Publicado em 25/09/2025 ás15:30

Apreensão da PM na Vila Cachoeirinha

Foto: Apreensão da PM na Vila Cachoeirinha

O Ministério Público de Santa Catarina (MPSC), em atuação conjunta com os órgãos de segurança, obteve mais uma condenação importante contra o tráfico de drogas em Joaçaba. Um homem, que havia se deslocado do Rio Grande do Sul para atuar no comércio ilícito na cidade, foi sentenciado a 24 anos, quatro meses e 29 dias de prisão pelos crimes de tráfico e associação para o tráfico de drogas, além de porte e posse ilegal de armas de fogo, tanto de uso permitido quanto de uso restrito.

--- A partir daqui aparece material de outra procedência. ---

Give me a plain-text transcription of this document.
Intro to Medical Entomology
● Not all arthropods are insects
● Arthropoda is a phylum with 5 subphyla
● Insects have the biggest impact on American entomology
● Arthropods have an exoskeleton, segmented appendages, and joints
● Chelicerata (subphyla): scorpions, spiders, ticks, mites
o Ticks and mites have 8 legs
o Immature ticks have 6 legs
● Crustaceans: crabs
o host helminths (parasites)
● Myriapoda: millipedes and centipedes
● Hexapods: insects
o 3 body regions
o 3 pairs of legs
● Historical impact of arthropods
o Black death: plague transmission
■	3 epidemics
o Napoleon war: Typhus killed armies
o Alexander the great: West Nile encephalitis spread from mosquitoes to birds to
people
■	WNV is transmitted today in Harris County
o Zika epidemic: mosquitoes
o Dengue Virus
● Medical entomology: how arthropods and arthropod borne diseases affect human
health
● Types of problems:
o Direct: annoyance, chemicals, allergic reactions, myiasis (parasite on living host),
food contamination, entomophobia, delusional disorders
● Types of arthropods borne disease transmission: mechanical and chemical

A mulher que atuava como sua parceira já havia sido condenada a 14 anos de reclusão pelos mesmos crimes e cumpre pena em regime fechado. Segundo a denúncia da 3ª Promotoria de Justiça da Comarca de Joaçaba, ambos usavam armas de fogo para intimidar traficantes menores e usuários de drogas inadimplentes.

As investigações apontaram ainda que o casal mantinha em depósito maconha, crack, ecstasy e haxixe para venda, sem qualquer autorização legal. O imóvel utilizado como ponto de armazenamento ficava no bairro Vila Cachoeirinha, conhecido pelo intenso comércio de drogas devido às condições geográficas e urbanísticas que dificultam a ação policial — o acesso se dá apenas por duas vias estreitas e não pavimentadas, além de vielas e corredores entre as casas.

O local foi descoberto pela Polícia Militar em 28 de julho de 2024, quando foram apreendidos quase um quilo de maconha, cerca de meio quilo de crack, 20 comprimidos de ecstasy, 48 gramas de haxixe, além de armas de fogo, munições, duas balanças de precisão, três celulares e anotações do tráfico.

Na ocasião, o homem conseguiu fugir e permaneceu foragido até janeiro deste ano. Nesse período, segundo as investigações, ele teria participado de um homicídio e ocultado o corpo, crime pelo qual ainda será julgado. Já a mulher foi presa em flagrante dentro da residência. Apenas dois dias antes, ela havia sido detida em Herval d’Oeste, também por tráfico de drogas, mas acabou solta na audiência de custódia por ser ré primária à época. Ela ainda responde a esse outro processo.